Solve the recurrence relation \(a_n = 3a_{n-1} - 2a_{n-2}\) with initial conditions \(a_0 = 1\) and \(a_1 = 3\text{.}\)

**Solution**-
We saw in an example above that this recurrence relation gives the sequence \(1, 3, 7, 15, 31, 63, \ldots\) which has generating function \(\dfrac{1}{1 - 3x + 2x^2}\text{.}\) We did this by calling the generating function \(A\) and then computing \(A - 3xA + 2x^2A\) which was just 1, since every other term canceled out.

But how does knowing the generating function help us? First, break up the generating function into two simpler ones. For this, we can use partial fraction decomposition. Start by factoring the denominator:

\begin{equation*} \frac{1}{1-3x + 2x^2} = \frac{1}{(1-x)(1-2x)}. \end{equation*}Partial fraction decomposition tells us that we can write this faction as the sum of two fractions (we decompose the given fraction):

\begin{equation*} \frac{1}{(1-x)(1-2x)} = \frac{a}{1-x} + \frac{b}{1-2x} \text{ ~~ for some constants } a \text{ and } b. \end{equation*}To find \(a\) and \(b\) we add the two decomposed fractions using a common denominator. This gives

\begin{equation*} \frac{1}{(1-x)(1-2x)} = \frac{a(1-2x) + b(1-x)}{(1-x)(1-2x)}. \end{equation*}so

\begin{equation*} 1 = a(1-2x) + b(1-x). \end{equation*}This must be true for all values of \(x\text{.}\) If \(x = 1\text{,}\) then the equation becomes \(1 = -a\) so \(a = -1\text{.}\) When \(x = \frac{1}{2}\) we get \(1 = b/2\) so \(b = 2\text{.}\) This tells us that we can decompose the fraction like this:

\begin{equation*} \frac{1}{(1-x)(1-2x)} = \frac{-1}{1-x} + \frac{2}{1-2x}. \end{equation*}This completes the partial fraction decomposition. Notice that these two fractions are generating functions we know. In fact, we should be able to expand each of them.

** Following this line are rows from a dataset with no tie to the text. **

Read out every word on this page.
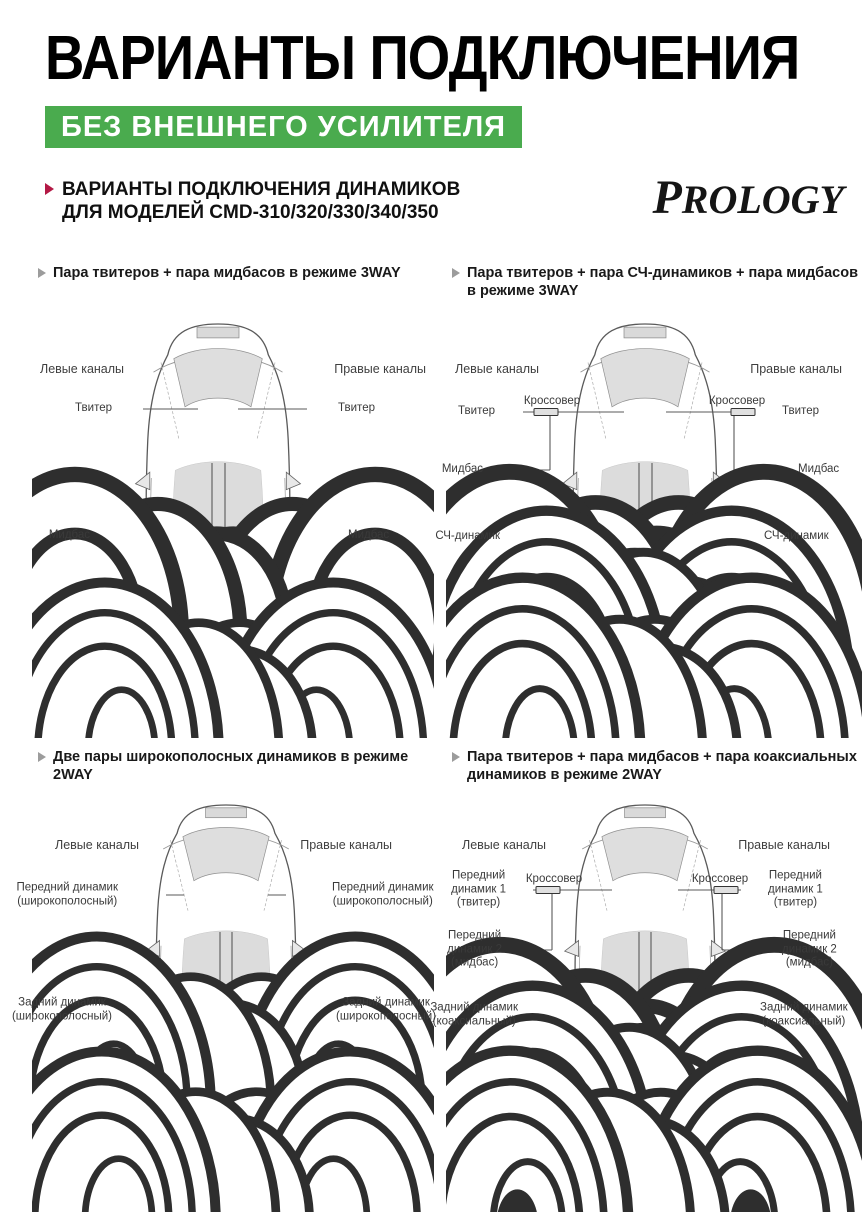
ВАРИАНТЫ ПОДКЛЮЧЕНИЯ
БЕЗ ВНЕШНЕГО УСИЛИТЕЛЯ
ВАРИАНТЫ ПОДКЛЮЧЕНИЯ ДИНАМИКОВ
ДЛЯ МОДЕЛЕЙ CMD-310/320/330/340/350	PROLOGY
Пара твитеров + пара мидбасов в режиме 3WAY
Левые каналы	Правые каналы
Твитер	Твитер
Мидбас	Мидбас
Пара твитеров + пара СЧ-динамиков + пара мидбасов
в режиме 3WAY
Левые каналы	Правые каналы
Твитер	Твитер
Кроссовер	Кроссовер
Мидбас	Мидбас
СЧ-динамик	СЧ-динамик
Две пары широкополосных динамиков в режиме
2WAY
Левые каналы	Правые каналы
Передний динамик
(широкополосный)
Передний динамик
(широкополосный)
Задний динамик
(широкополосный)
Задний динамик
(широкополосный)
Пара твитеров + пара мидбасов + пара коаксиальных
динамиков в режиме 2WAY
Левые каналы	Правые каналы
Передний
динамик 1
(твитер)
Передний
динамик 1
(твитер)
Кроссовер	Кроссовер
Передний
динамик 2
(мидбас)
Передний
динамик 2
(мидбас)
Задний динамик
(коаксиальный)
Задний динамик
(коаксиальный)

\begin{equation*} \frac{-1}{1-x} = -1 - x - x^2 -x^3 - x^4 - \cdots \mbox{ which generates } -1, -1, -1, -1, -1, \ldots. \end{equation*} \begin{equation*} \frac{2}{1-2x} = 2 + 4x + 8x^2 + 16x^3 + 32x^4 + \cdots \mbox{ which generates } 2, 4, 8, 16, 32, \ldots. \end{equation*}We can give a closed formula for the \(n\)th term of each of these sequences. The first is just \(a_n = -1\text{.}\) The second is \(a_n = 2^{n+1}\text{.}\) The sequence we are interested in is just the sum of these, so the solution to the recurrence relation is

\begin{equation*} a_n = 2^{n+1} - 1 \end{equation*}

We can now add generating functions to our list of methods for solving recurrence relations.